Not only was the $15 bn missing for this purpose, but there were no resources for meeting other essential needs. And so the economy would keep rolling down toward an abyss and eventually popular ire would explode in the streets.
On the eve of the Geneva talks, Rouhani and his foreign minister Javad Zarif confronted Khamenei and the Revolutionary Guards leaders with this quandary. They met such harsh reproof that the president and foreign minister decided to start watching their own backs, because the gulf between them and the hard-liners was widening under their feet.
Although Rouhani addressed the supreme leader courteously and respectfully, Khamenei warned him he would be punished for his “impertinence” and then humiliated him in public by seating ex-president Ahmadinejad in the president’s seat on the saluting dais at the Ashoura festive parade.

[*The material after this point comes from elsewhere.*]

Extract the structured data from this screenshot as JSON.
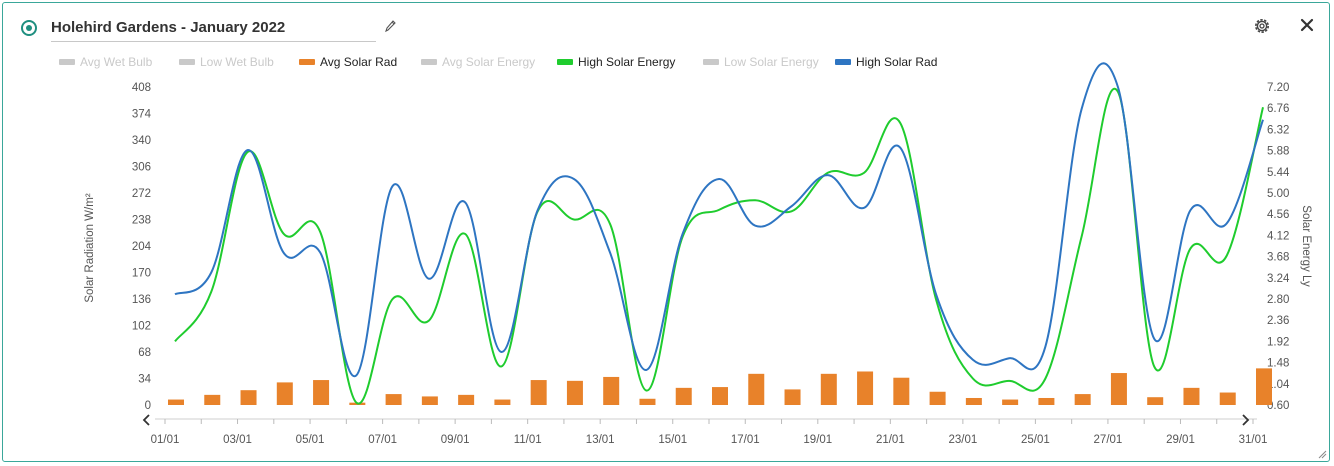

Galloping inflation and unemployment

Rouhani understood the message. But Western media and the Obama administration brushed it aside in their eagerness to press for a diplomatic achievement in Geneva. The Iranian street had meanwhile caught on to the ending of the brief period of smiles, on which Barack Obama grounded his drive for détente with the Islamic Republic, and its regression to the grim nuclear era overseen by the dour Ahmadinejad.
The data gathered by DEBKA Weekly’s sources, show that sanctions have halved Iran’s oil revenues, at the very least. Mohammed Ahmadi, a member of the parliamentary finance committee warned that the rate of inflation is galloping past the 38 percent mark. A secret report circulated among regime heads disclosed the rate of inflation as having climbed past 40 percent and unemployment soaring to 15 percent.
The vast sums needed urgently to keep the country from descending into an economic morass could be raised in part by upping the prices of fuel products or deflating the currency – or both. But these remedies could push the prices of consumer essentials up into a dizzying spiral.
Iran’s only sensible source of cash is to be found in sanctions relief, however partial. It is this message that Rouhani and his allies tried to drive home, without much success.

Zarif plays by the rules

Indeed, the supreme leader told them to shut up or pay the price for their outspokenness.
In Geneva, Foreign Minister Zarif confided that he knows a hangman’s noose awaits him at home if he steps out of the red lines set by the supreme leader. But don’t worry, he added, I won’t disobey the rules so I’ll be safe.